To select SSML as a source, proceed as follows:

  1. Visit the post for which you want to generate the audio version
  2. Open the Text to Speech post sidebar section
  3. With the Document Type selector choose “SSML”
  4. Enter the text with SSML tags in the Document (Text/SSML) textarea
  5. Save your post with the Publish button

SSML standards

Each text-to-speech converter has a peculiar SSML implementation. An SSML document that is valid, for example, for Amazon Polly, may not work with Azure Text to Speech.

To find the elements supported by the text-to-speech converter in use, please refer to the official documentation pages:

Using common SSML tags

speak

The speak root element should always wrap the SSML document.

<speak>I can speak.</speak>

break

Use this element to add a pause in the speech.

In this example, a three-second pause has been added.

<speak>I can pause three seconds <break time="3s"/>and start again.</speak>

prosody

This element allows you to control the pitch, speaking rate, and volume of the output.

In this example, the prosody tag is used to modify the volume of a sentence.

<speak>
   <s>I can speak at the default volume.</s>
   <s><prosody volume="+6dB">
       I can speak at approximately twice the original signal amplitude
   </prosody></s>
</speak>

emphasis

Emphasizes a word or phrase. Note that the way emphasis is applied depends on the specific context and the language.

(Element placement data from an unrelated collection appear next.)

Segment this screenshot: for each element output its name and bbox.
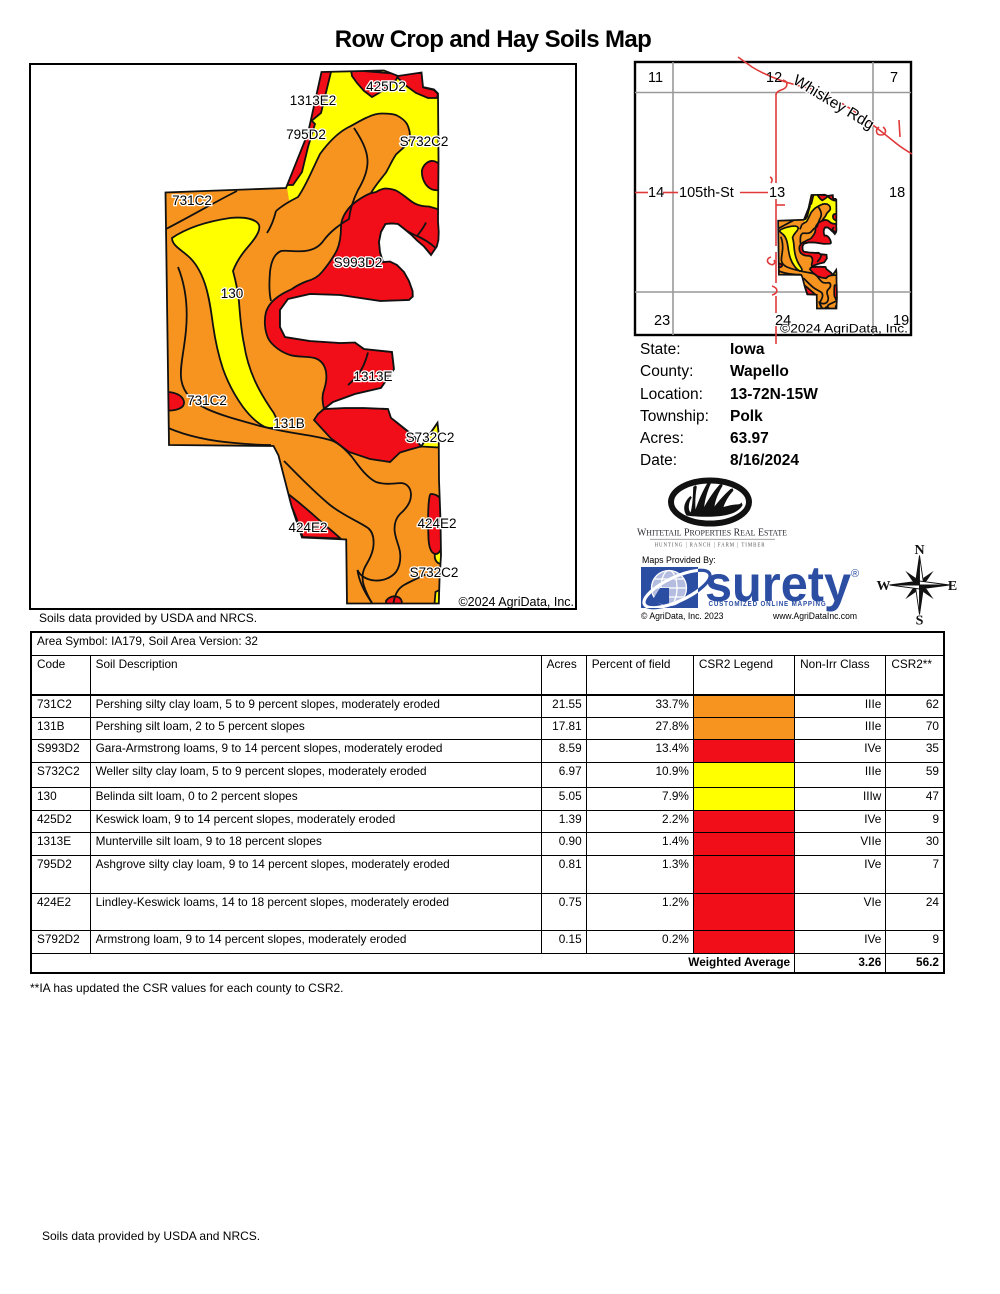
- svg-text:S: S: [916, 614, 924, 629]
- svg-text:795D2: 795D2: [286, 127, 326, 142]
- svg-text:S732C2: S732C2: [406, 430, 455, 445]
- svg-text:130: 130: [221, 286, 244, 301]
- svg-text:E: E: [948, 579, 957, 594]
- svg-text:S993D2: S993D2: [334, 255, 383, 270]
- svg-text:13: 13: [769, 185, 785, 201]
- svg-text:105th-St: 105th-St: [679, 185, 734, 201]
- svg-text:424E2: 424E2: [417, 516, 456, 531]
- svg-text:WHITETAIL PROPERTIES REAL ESTA: WHITETAIL PROPERTIES REAL ESTATE: [637, 527, 787, 539]
- svg-text:CUSTOMIZED ONLINE MAPPING: CUSTOMIZED ONLINE MAPPING: [709, 599, 827, 608]
- svg-text:© AgriData, Inc. 2023: © AgriData, Inc. 2023: [641, 611, 724, 621]
- svg-text:©2024 AgriData, Inc.: ©2024 AgriData, Inc.: [780, 322, 908, 336]
- svg-text:HUNTING | RANCH | FARM | TIMBE: HUNTING | RANCH | FARM | TIMBER: [655, 542, 766, 549]
- svg-text:18: 18: [889, 185, 905, 201]
- svg-text:©2024 AgriData, Inc.: ©2024 AgriData, Inc.: [458, 595, 574, 609]
- svg-text:1313E: 1313E: [353, 369, 392, 384]
- svg-text:®: ®: [851, 568, 859, 580]
- svg-text:424E2: 424E2: [288, 520, 327, 535]
- svg-text:S732C2: S732C2: [400, 134, 449, 149]
- svg-text:11: 11: [648, 70, 663, 86]
- svg-text:23: 23: [654, 313, 670, 329]
- svg-text:www.AgriDataInc.com: www.AgriDataInc.com: [772, 611, 857, 621]
- svg-text:7: 7: [890, 70, 898, 86]
- svg-text:W: W: [877, 579, 891, 594]
- svg-text:S732C2: S732C2: [410, 565, 459, 580]
- svg-text:425D2: 425D2: [366, 79, 406, 94]
- svg-text:1313E2: 1313E2: [290, 93, 337, 108]
- svg-text:731C2: 731C2: [187, 393, 227, 408]
- svg-text:12: 12: [766, 70, 782, 86]
- svg-text:14: 14: [648, 185, 664, 201]
- svg-text:N: N: [914, 543, 924, 558]
- svg-text:731C2: 731C2: [172, 193, 212, 208]
- svg-text:131B: 131B: [273, 416, 305, 431]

The example below emphasizes the word “big” in the first sentence:

<speak>
<s>That is a <emphasis>big</emphasis> achievement!</s>
</speak>

p

This element represents a paragraph.

Below is an example of a single paragraph:

<speak>
  <p>The sun sets, painting the sky in hues of orange and pink. A gentle breeze whispers through the trees..</p>
</speak>

Example:

s

This element represents a sentence.

Below is an example of a paragraph that includes two sentences.

<speak>
  <p>
    <s>The sun sets over the horizon.</s>
    <s>Colors blaze across the sky, creating a breathtaking evening panorama.</s>
  </p>
</speak>

W3C documentation

To learn more about SSML, please refer to the W3C specification.

Note

At this time, the Elevenlabs service doesn’t support SSML. As a consequence, you are restricted to using plain text.